Let $deg(P)=n>0$ and assume without loss of generality that $deg(Q) \leq deg(P)$. Consider the polynomial $R=(P-Q)P'$ ($P'$ denote the derivative of $P$). We have :
$$deg(R)\leq 2n-1 $$
Now if $r$ is a root of multiplicity $k$ of $P$ then $r$ is a root of $P'$ of multiplicity $k-1$ and because $Q(r)=0$, $r$ is a root of $P-Q$. hence $r$ is a root of $R$ of multiplicity at least $k$. So the n zeros of $P$ produces at least $n$ zeros of $R$, when multiplicities are counted.

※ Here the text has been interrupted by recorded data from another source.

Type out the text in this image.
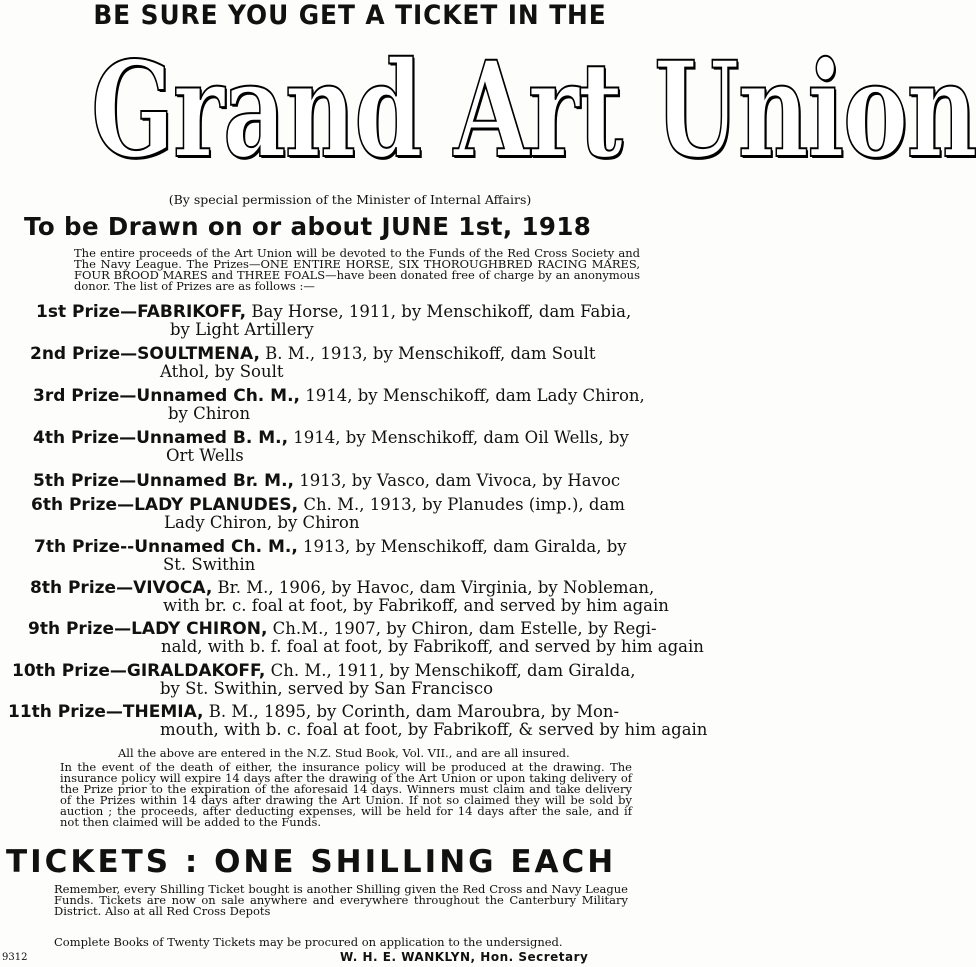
BE SURE YOU GET A TICKET IN THE
Grand Art Union
(By special permission of the Minister of Internal Affairs)
To be Drawn on or about JUNE 1st, 1918
The entire proceeds of the Art Union will be devoted to the Funds of the Red Cross Society and The Navy League. The Prizes—ONE ENTIRE HORSE, SIX THOROUGHBRED RACING MARES, FOUR BROOD MARES and THREE FOALS—have been donated free of charge by an anonymous donor. The list of Prizes are as follows :—
1st Prize—FABRIKOFF, Bay Horse, 1911, by Menschikoff, dam Fabia,
by Light Artillery
2nd Prize—SOULTMENA, B. M., 1913, by Menschikoff, dam Soult
Athol, by Soult
3rd Prize—Unnamed Ch. M., 1914, by Menschikoff, dam Lady Chiron,
by Chiron
4th Prize—Unnamed B. M., 1914, by Menschikoff, dam Oil Wells, by
Ort Wells
5th Prize—Unnamed Br. M., 1913, by Vasco, dam Vivoca, by Havoc
6th Prize—LADY PLANUDES, Ch. M., 1913, by Planudes (imp.), dam
Lady Chiron, by Chiron
7th Prize--Unnamed Ch. M., 1913, by Menschikoff, dam Giralda, by
St. Swithin
8th Prize—VIVOCA, Br. M., 1906, by Havoc, dam Virginia, by Nobleman,
with br. c. foal at foot, by Fabrikoff, and served by him again
9th Prize—LADY CHIRON, Ch.M., 1907, by Chiron, dam Estelle, by Regi-
nald, with b. f. foal at foot, by Fabrikoff, and served by him again
10th Prize—GIRALDAKOFF, Ch. M., 1911, by Menschikoff, dam Giralda,
by St. Swithin, served by San Francisco
11th Prize—THEMIA, B. M., 1895, by Corinth, dam Maroubra, by Mon-
mouth, with b. c. foal at foot, by Fabrikoff, & served by him again
All the above are entered in the N.Z. Stud Book, Vol. VII., and are all insured.
In the event of the death of either, the insurance policy will be produced at the drawing. The insurance policy will expire 14 days after the drawing of the Art Union or upon taking delivery of the Prize prior to the expiration of the aforesaid 14 days. Winners must claim and take delivery of the Prizes within 14 days after drawing the Art Union. If not so claimed they will be sold by auction ; the proceeds, after deducting expenses, will be held for 14 days after the sale, and if not then claimed will be added to the Funds.
TICKETS : ONE SHILLING EACH
Remember, every Shilling Ticket bought is another Shilling given the Red Cross and Navy League Funds. Tickets are now on sale anywhere and everywhere throughout the Canterbury Military District. Also at all Red Cross Depots
Complete Books of Twenty Tickets may be procured on application to the undersigned.
W. H. E. WANKLYN, Hon. Secretary
9312
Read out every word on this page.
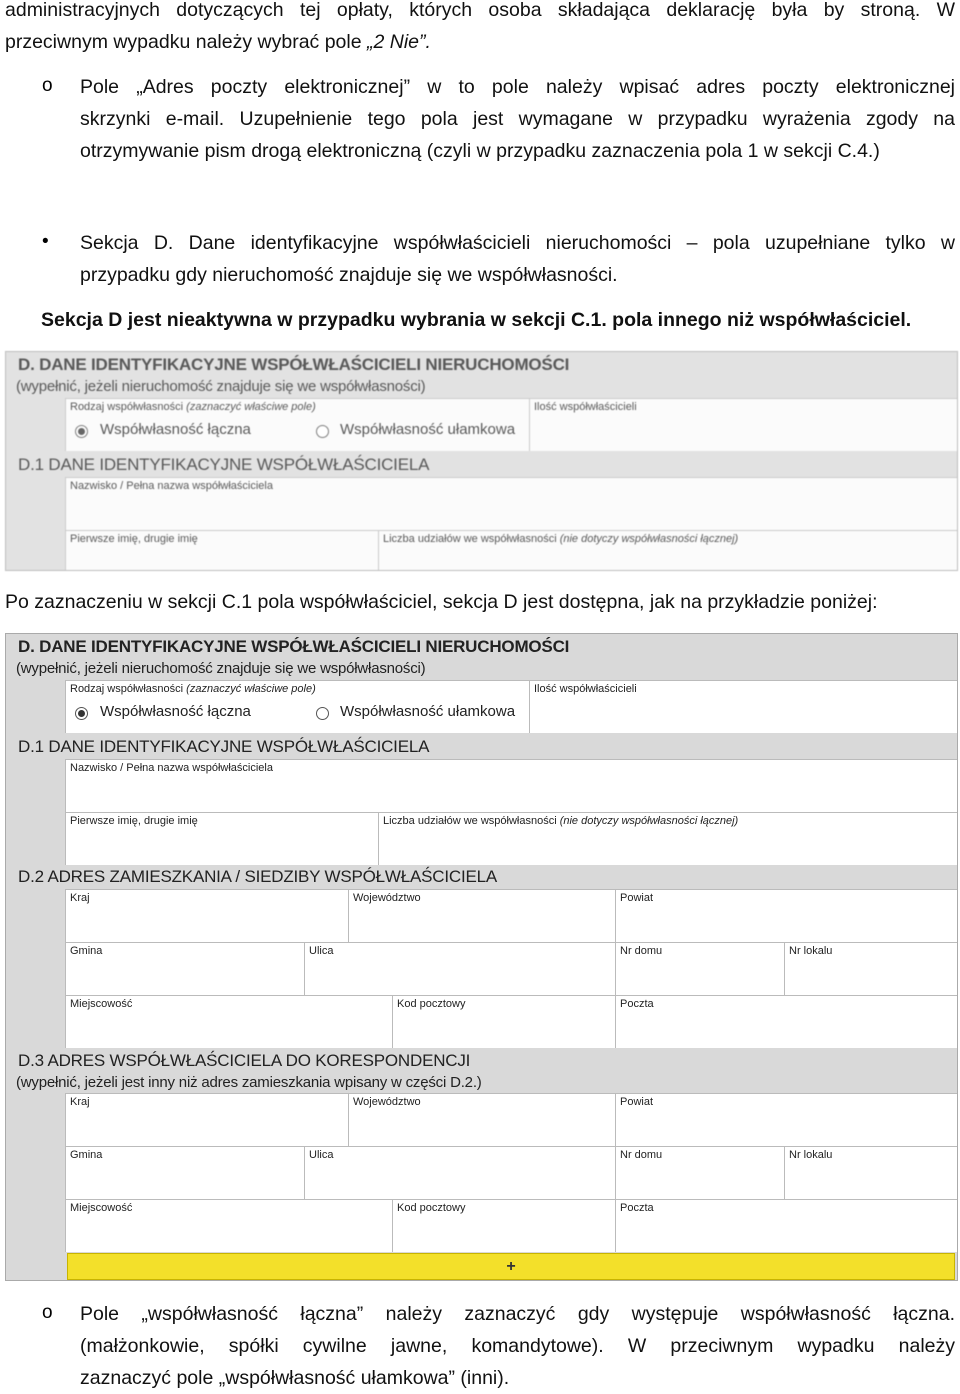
administracyjnych dotyczących tej opłaty, których osoba składająca deklarację była by stroną. W
przeciwnym wypadku należy wybrać pole „2 Nie”.
o Pole „Adres poczty elektronicznej” w to pole należy wpisać adres poczty elektronicznej
skrzynki e-mail. Uzupełnienie tego pola jest wymagane w przypadku wyrażenia zgody na
otrzymywanie pism drogą elektroniczną (czyli w przypadku zaznaczenia pola 1 w sekcji C.4.)
• Sekcja D. Dane identyfikacyjne współwłaścicieli nieruchomości – pola uzupełniane tylko w
przypadku gdy nieruchomość znajduje się we współwłasności.
Sekcja D jest nieaktywna w przypadku wybrania w sekcji C.1. pola innego niż współwłaściciel.
D. DANE IDENTYFIKACYJNE WSPÓŁWŁAŚCICIELI NIERUCHOMOŚCI
(wypełnić, jeżeli nieruchomość znajduje się we współwłasności)
Rodzaj współwłasności (zaznaczyć właściwe pole)
Współwłasność łączna	Współwłasność ułamkowa
Ilość współwłaścicieli
D.1 DANE IDENTYFIKACYJNE WSPÓŁWŁAŚCICIELA
Nazwisko / Pełna nazwa współwłaściciela
Pierwsze imię, drugie imię	Liczba udziałów we współwłasności (nie dotyczy współwłasności łącznej)
Po zaznaczeniu w sekcji C.1 pola współwłaściciel, sekcja D jest dostępna, jak na przykładzie poniżej:
D. DANE IDENTYFIKACYJNE WSPÓŁWŁAŚCICIELI NIERUCHOMOŚCI
(wypełnić, jeżeli nieruchomość znajduje się we współwłasności)
Rodzaj współwłasności (zaznaczyć właściwe pole)
Współwłasność łączna	Współwłasność ułamkowa
Ilość współwłaścicieli
D.1 DANE IDENTYFIKACYJNE WSPÓŁWŁAŚCICIELA
Nazwisko / Pełna nazwa współwłaściciela
Pierwsze imię, drugie imię	Liczba udziałów we współwłasności (nie dotyczy współwłasności łącznej)
D.2 ADRES ZAMIESZKANIA / SIEDZIBY WSPÓŁWŁAŚCICIELA
Kraj	Województwo	Powiat
Gmina	Ulica	Nr domu	Nr lokalu
Miejscowość	Kod pocztowy	Poczta
D.3 ADRES WSPÓŁWŁAŚCICIELA DO KORESPONDENCJI
(wypełnić, jeżeli jest inny niż adres zamieszkania wpisany w części D.2.)
Kraj	Województwo	Powiat
Gmina	Ulica	Nr domu	Nr lokalu
Miejscowość	Kod pocztowy	Poczta
+
o Pole „współwłasność łączna” należy zaznaczyć gdy występuje współwłasność łączna.
(małżonkowie, spółki cywilne jawne, komandytowe). W przeciwnym wypadku należy
zaznaczyć pole „współwłasność ułamkowa” (inni).
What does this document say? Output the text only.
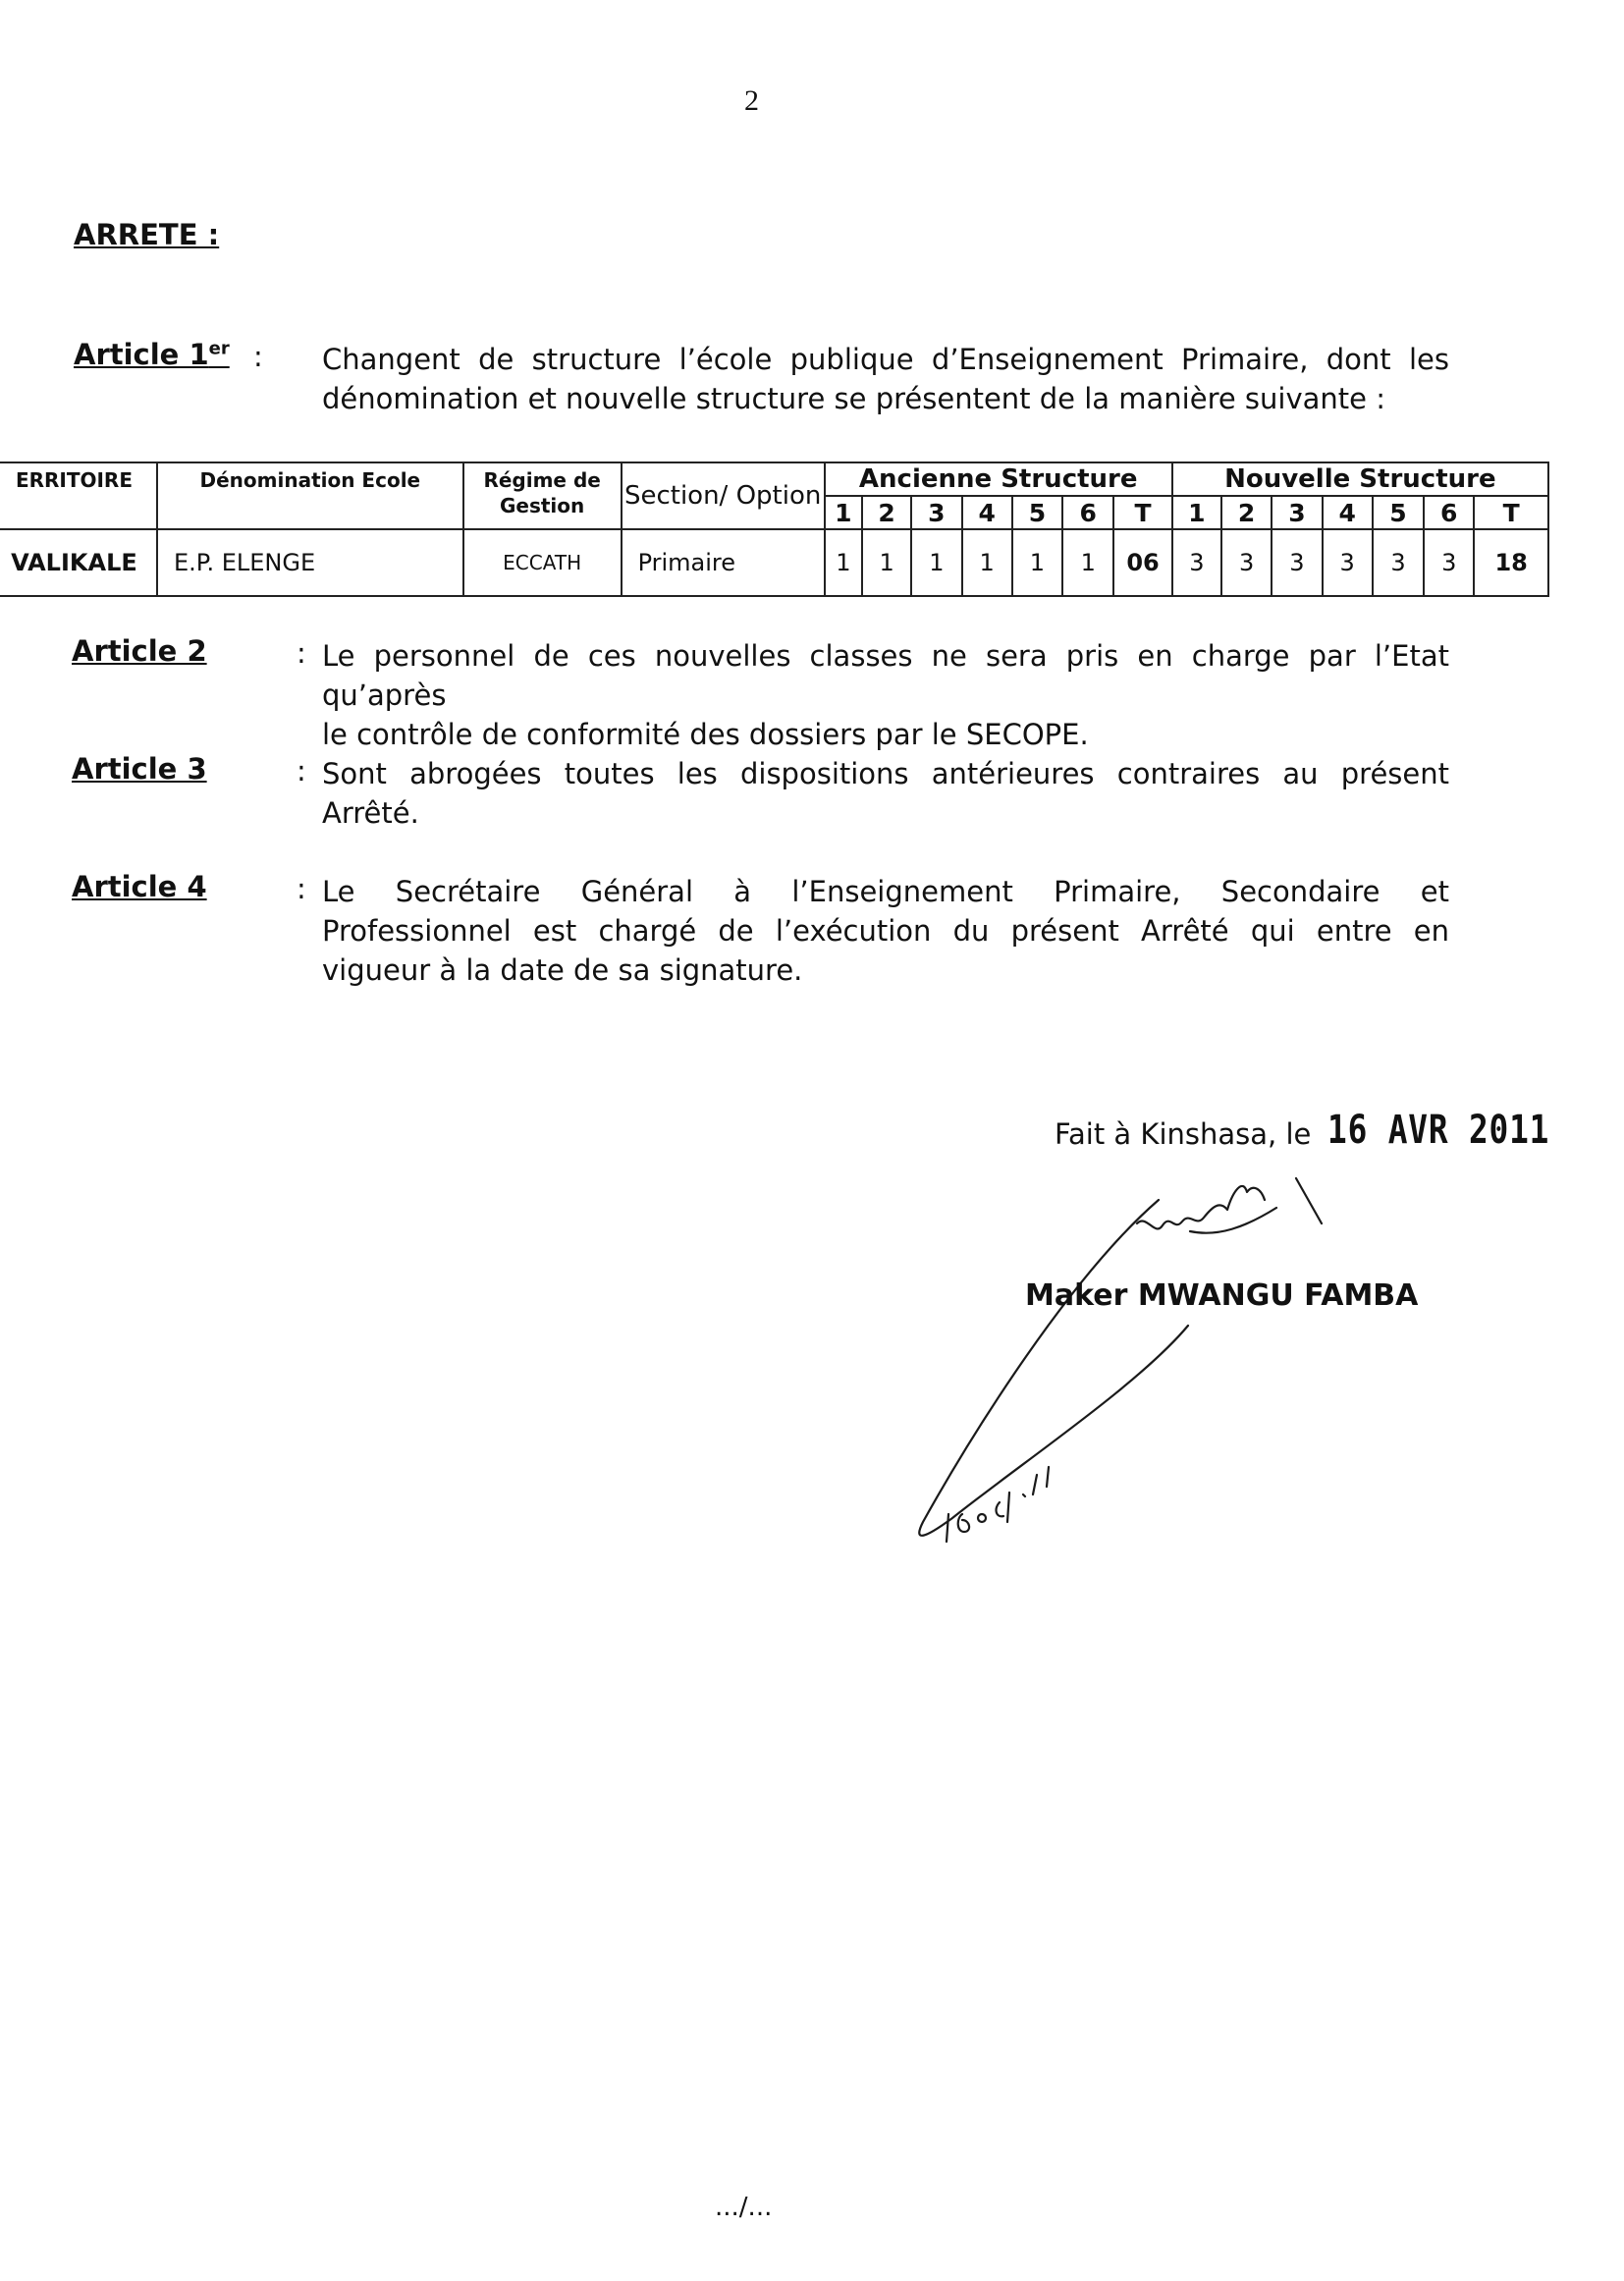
2
ARRETE :
Article 1er : Changent de structure l’école publique d’Enseignement Primaire, dont les
dénomination et nouvelle structure se présentent de la manière suivante :
ERRITOIRE	Dénomination Ecole	Régime de Gestion	Section/ Option	Ancienne Structure							Nouvelle Structure						
				1	2	3	4	5	6	T	1	2	3	4	5	6	T
VALIKALE	E.P. ELENGE	ECCATH	Primaire	1	1	1	1	1	1	06	3	3	3	3	3	3	18
Article 2	: Le personnel de ces nouvelles classes ne sera pris en charge par l’Etat qu’après
le contrôle de conformité des dossiers par le SECOPE.
Article 3	: Sont abrogées toutes les dispositions antérieures contraires au présent
Arrêté.
Article 4	: Le Secrétaire Général à l’Enseignement Primaire, Secondaire et
Professionnel est chargé de l’exécution du présent Arrêté qui entre en
vigueur à la date de sa signature.
Fait à Kinshasa, le 16 AVR 2011
Maker MWANGU FAMBA
.../...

The same pattern can be applied to $P-1$, every root $r$ of multiplicity $k$ of $P-1$ is a root of $P-Q$ and a root of multiplicity $k-1$ of $(P-1)'=P'$. So the n zeros of $P-1$ produces at least another $n$ zeros of $R$ when multiplicities are counted.
(the zeros of $P$ are all different with the zeros of $P-1$ it's obvious).
This means that $R$ has at least $2n$ roots and beacuse $deg(R)\leq 2n-1 $ we conclude that $R=0$ which implies $P=Q$.